6. Il résulte de ce qui précède que M. B...est fondé à demander la réformation du jugement du tribunal administratif de Nice en date du 25 avril 2017 et la condamnation du CHRU de Nice à lui verser la somme de 500 euros. En outre, il y a lieu, en application des dispositions de l'article L. 761-1 du code de justice administrative, de mettre à la charge de cet établissement une somme de 2 000 euros au titre des frais exposés par M. B...et non compris dans les dépens.
7. En revanche, il ne résulte pas de l'instruction que les débours exposés par la CPAM des Alpes-Maritimes seraient en tout ou partie en lien avec la faute commise.

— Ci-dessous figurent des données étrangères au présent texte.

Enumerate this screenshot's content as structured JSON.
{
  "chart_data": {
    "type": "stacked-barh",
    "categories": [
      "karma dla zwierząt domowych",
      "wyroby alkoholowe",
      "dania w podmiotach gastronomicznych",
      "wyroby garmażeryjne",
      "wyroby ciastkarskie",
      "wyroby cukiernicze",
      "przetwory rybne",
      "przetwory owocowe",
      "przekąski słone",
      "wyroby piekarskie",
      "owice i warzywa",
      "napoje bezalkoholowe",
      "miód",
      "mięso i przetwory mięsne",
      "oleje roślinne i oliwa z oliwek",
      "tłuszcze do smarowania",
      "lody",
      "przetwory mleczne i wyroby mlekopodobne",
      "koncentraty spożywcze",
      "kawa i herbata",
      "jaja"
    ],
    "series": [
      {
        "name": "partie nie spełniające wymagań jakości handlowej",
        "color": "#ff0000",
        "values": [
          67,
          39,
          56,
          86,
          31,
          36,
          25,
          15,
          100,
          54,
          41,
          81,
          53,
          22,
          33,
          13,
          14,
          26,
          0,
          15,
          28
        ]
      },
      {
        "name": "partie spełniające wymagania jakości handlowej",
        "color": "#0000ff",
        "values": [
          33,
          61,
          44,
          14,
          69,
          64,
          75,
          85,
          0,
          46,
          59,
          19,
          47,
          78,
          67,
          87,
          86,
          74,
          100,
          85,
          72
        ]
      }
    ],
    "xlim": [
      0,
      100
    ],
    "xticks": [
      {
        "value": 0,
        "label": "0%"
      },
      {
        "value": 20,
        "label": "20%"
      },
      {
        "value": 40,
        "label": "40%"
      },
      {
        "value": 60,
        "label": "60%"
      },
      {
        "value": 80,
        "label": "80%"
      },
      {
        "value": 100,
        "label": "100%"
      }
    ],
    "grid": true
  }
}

Dès lors, les conclusions de la CPAM du Var présentées au titre des débours, de l'indemnité forfaitaire de gestion et des frais d'instance doivent être rejetées.
D É C I D E :
Article 1er : Le CHRU de Nice est condamné à verser à M. B...la somme de 500 euros.
Article 2 : Le jugement du tribunal administratif de Nice du 25 avril 2017 est réformé en ce qu'il a de contraire au présent arrêt.
Article 3 : Le CHRU de Nice versera à M. B...une somme de 2 000 euros au titre des dispositions de l'article L. 761-1 du code de justice administrative.
Article 4 : Les conclusions de la CPAM du Var, y compris celles présentées au titre des dispositions de l'article L. 761-1 du code de justice administrative, sont rejetées.
Article 5 : Le présent arrêt sera notifié à M. A...B..., à la caisse primaire d'assurance maladie du Var, à la caisse primaire d'assurance maladie des Alpes-Maritimes et au centre hospitalier régional universitaire de Nice.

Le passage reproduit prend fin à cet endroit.